Labour also called for the Government to build up the bank’s
balance sheet to the level of other countries’, and seek to match
the ambitions of those nations which have proven the most adept
at catalysing long-term environmentally-friendly investment via
their National Investment Banks.
Labour has also called on the Government to ensure the new
Bank has a water-tight net zero mandate, and that it will not
fund high-emitting projects alongside low-carbon projects.
MP, Labour’s Shadow Business
Secretary, said:
“The Government’s smoke and mirrors cannot distract from
the fact we have been left without the green investment we need.

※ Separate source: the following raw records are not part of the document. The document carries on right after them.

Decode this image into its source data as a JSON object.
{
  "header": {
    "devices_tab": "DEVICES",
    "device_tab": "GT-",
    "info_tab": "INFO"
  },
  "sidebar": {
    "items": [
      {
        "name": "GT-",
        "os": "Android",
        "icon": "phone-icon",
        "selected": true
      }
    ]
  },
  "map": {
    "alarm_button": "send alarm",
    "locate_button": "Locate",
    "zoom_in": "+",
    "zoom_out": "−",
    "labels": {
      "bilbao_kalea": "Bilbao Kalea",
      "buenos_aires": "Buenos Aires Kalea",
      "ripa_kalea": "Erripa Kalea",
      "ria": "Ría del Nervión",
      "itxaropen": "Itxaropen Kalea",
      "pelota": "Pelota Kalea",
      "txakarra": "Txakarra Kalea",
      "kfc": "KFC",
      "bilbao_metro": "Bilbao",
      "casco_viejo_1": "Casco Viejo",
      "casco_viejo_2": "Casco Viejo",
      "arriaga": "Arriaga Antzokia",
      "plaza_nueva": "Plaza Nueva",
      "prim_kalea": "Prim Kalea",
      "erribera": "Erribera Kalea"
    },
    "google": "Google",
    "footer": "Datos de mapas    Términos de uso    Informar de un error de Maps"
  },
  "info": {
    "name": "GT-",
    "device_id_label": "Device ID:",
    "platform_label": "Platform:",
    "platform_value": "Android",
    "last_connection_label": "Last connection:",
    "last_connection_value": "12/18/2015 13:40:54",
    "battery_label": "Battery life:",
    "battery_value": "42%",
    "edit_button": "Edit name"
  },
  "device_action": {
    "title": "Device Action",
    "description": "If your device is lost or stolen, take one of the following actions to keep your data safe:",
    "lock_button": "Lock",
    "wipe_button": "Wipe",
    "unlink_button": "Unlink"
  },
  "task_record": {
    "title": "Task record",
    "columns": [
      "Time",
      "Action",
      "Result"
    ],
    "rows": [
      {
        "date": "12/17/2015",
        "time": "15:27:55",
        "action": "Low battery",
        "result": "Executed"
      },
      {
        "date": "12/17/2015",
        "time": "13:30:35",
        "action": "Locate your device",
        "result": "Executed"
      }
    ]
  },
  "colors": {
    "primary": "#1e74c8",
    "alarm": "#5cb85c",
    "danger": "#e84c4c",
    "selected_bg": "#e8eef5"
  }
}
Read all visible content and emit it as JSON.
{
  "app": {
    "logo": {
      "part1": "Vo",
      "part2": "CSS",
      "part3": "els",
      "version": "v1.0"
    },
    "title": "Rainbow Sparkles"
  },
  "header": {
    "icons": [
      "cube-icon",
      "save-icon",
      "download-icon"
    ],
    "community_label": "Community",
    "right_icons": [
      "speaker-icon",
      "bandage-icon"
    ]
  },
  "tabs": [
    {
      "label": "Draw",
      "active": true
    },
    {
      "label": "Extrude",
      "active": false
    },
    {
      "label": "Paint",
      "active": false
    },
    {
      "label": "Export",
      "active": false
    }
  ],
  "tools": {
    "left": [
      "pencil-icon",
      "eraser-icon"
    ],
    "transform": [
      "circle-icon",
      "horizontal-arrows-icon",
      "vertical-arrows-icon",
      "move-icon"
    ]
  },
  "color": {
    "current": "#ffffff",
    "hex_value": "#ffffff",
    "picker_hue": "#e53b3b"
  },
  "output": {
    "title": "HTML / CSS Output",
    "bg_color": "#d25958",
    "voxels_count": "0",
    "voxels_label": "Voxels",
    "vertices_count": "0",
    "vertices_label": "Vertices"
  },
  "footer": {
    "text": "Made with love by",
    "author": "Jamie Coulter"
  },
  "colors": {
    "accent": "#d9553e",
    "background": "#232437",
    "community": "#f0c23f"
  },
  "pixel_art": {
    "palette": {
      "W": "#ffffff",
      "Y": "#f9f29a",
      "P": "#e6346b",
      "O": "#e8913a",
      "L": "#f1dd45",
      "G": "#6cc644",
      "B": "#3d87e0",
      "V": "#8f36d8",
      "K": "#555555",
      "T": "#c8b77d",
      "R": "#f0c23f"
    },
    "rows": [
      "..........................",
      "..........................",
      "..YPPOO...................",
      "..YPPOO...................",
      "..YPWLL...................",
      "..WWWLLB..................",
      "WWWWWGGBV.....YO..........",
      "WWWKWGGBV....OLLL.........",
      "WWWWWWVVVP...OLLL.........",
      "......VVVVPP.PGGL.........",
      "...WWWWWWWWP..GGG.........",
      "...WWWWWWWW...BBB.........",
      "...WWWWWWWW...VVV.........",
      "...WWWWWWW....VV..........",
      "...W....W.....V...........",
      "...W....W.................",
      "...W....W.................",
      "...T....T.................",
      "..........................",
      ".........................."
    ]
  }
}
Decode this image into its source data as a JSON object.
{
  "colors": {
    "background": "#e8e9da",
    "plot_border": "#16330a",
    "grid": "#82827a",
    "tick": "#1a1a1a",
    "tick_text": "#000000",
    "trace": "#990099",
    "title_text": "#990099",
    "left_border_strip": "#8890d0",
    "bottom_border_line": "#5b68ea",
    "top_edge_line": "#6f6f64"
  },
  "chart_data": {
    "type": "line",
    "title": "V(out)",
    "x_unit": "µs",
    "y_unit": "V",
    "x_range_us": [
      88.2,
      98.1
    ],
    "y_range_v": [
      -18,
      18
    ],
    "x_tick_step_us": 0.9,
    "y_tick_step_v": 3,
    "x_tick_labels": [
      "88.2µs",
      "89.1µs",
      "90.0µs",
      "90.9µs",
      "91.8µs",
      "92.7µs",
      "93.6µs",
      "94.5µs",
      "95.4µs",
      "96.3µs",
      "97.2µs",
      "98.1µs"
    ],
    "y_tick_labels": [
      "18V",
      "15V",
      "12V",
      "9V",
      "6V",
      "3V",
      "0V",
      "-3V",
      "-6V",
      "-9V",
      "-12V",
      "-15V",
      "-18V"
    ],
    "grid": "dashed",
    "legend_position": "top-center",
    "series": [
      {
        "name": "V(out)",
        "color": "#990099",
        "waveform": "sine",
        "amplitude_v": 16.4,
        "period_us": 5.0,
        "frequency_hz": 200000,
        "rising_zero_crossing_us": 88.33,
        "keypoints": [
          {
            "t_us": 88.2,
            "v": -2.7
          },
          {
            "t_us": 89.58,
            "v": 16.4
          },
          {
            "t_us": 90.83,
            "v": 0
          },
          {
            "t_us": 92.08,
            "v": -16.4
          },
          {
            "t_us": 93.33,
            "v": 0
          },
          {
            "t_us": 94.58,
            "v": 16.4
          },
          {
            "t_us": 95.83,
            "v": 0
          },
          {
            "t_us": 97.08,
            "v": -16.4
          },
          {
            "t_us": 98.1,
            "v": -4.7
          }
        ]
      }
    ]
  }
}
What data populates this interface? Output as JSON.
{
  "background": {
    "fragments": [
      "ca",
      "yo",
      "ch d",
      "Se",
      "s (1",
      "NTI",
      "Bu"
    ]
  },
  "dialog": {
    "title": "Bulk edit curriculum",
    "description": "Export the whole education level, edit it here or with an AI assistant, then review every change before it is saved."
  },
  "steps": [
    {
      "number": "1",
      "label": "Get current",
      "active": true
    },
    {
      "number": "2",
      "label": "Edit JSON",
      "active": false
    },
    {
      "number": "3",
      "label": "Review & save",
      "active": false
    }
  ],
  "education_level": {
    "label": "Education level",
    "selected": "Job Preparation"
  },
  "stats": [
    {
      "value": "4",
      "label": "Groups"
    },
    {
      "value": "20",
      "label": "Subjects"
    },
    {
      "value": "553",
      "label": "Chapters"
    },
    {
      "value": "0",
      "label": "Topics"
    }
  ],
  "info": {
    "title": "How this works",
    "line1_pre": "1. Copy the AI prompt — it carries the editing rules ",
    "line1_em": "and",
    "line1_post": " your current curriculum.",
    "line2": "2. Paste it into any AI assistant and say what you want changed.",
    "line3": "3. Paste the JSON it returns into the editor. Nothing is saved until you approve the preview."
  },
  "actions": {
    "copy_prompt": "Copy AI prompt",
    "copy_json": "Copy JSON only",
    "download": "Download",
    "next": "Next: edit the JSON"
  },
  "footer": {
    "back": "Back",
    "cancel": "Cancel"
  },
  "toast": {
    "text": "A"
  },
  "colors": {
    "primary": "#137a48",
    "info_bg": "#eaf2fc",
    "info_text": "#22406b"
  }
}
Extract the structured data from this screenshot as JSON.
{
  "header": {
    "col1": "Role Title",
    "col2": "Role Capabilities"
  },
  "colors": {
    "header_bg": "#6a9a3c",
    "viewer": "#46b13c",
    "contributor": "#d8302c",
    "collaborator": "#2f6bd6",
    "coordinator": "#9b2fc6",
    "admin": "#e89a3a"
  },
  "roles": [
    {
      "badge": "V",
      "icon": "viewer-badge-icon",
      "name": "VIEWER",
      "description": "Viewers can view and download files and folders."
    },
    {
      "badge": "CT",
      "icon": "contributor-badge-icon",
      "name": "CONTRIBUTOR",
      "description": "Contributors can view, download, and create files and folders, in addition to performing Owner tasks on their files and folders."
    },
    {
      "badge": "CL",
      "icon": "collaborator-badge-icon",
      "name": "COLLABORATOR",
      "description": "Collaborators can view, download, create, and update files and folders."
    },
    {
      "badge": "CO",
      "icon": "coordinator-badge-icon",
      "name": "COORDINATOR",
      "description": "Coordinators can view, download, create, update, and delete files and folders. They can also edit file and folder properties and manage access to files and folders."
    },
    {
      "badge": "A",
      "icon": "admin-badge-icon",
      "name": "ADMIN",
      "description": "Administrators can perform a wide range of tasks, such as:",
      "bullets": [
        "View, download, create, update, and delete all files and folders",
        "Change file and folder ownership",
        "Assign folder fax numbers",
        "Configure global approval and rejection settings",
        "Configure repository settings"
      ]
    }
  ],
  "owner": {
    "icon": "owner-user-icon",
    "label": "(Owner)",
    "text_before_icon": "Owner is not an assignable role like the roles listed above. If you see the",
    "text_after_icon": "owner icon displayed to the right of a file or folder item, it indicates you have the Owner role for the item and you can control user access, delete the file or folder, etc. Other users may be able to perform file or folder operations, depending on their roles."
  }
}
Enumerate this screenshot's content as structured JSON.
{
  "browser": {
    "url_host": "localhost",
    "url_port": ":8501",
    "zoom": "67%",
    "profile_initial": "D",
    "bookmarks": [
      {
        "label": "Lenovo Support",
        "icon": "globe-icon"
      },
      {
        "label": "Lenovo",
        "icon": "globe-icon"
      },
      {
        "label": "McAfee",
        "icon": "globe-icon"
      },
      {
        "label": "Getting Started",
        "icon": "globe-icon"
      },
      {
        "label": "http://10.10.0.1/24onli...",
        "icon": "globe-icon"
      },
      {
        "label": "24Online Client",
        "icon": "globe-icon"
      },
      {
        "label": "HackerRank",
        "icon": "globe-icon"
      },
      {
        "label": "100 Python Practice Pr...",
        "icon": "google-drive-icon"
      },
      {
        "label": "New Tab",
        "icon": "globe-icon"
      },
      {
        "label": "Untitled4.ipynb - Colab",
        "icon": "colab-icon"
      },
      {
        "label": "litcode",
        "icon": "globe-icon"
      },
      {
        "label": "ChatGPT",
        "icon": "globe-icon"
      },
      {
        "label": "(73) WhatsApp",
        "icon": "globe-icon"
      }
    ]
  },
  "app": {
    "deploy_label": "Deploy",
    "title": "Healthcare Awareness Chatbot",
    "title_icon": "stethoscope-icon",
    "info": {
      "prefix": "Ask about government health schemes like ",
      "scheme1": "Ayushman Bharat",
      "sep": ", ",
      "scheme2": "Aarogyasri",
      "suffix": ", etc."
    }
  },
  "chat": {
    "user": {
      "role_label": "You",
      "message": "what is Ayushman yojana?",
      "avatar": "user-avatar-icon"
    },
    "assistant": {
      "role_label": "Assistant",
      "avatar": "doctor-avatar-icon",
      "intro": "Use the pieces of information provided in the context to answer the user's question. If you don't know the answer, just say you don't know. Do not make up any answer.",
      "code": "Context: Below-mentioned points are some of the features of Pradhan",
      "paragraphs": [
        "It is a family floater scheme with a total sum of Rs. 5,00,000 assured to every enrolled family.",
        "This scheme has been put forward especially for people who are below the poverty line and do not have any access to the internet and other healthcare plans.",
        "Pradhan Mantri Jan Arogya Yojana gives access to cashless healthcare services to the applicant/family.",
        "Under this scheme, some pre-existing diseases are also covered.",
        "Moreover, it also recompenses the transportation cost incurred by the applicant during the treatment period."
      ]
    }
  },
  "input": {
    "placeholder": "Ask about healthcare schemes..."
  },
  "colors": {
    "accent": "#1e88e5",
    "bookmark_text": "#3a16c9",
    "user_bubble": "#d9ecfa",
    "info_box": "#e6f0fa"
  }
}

We needed climate leadership from government but we got climate
failure.
“In the year of COP26 when we are wildly off track to meet
our climate targets, we needed the Chancellor to put a green
stimulus at the centre of the Budget.
“He totally failed to do so. A £1bn cut to the green homes
grant, a refusal to help our manufacturers make the green
transition and an investment Bank that lacks anything like the
ambition we need.
“Far from transformative investment in infrastructure, the
Government’s new bank won’t even plug the hole left by the
European Investment Bank and will see us trailing way behind
countries like Germany.”
Ends
Notes to Editors
According to the
OBR (p158-9):
The Government forecasts that the UKIB will lend and
invest around £1½ billion a year (net of lending to
local authorities that would otherwise have taken place through
the Public Works Loans Board). This would be equivalent to around
a third of the financing that was provided by the EIB
prior to the EU referendum.
National investment banks exist in many countries. One of
the largest and longest established is Germany’s Kreditanstalt
für Wierderaufbau (KfW), which as of 2019 has total assets of
€506 billion (14.7 per cent of Germany’s GDP)."
The National Infrastructure Commission said
the Bank should start with an asset base of £20bn.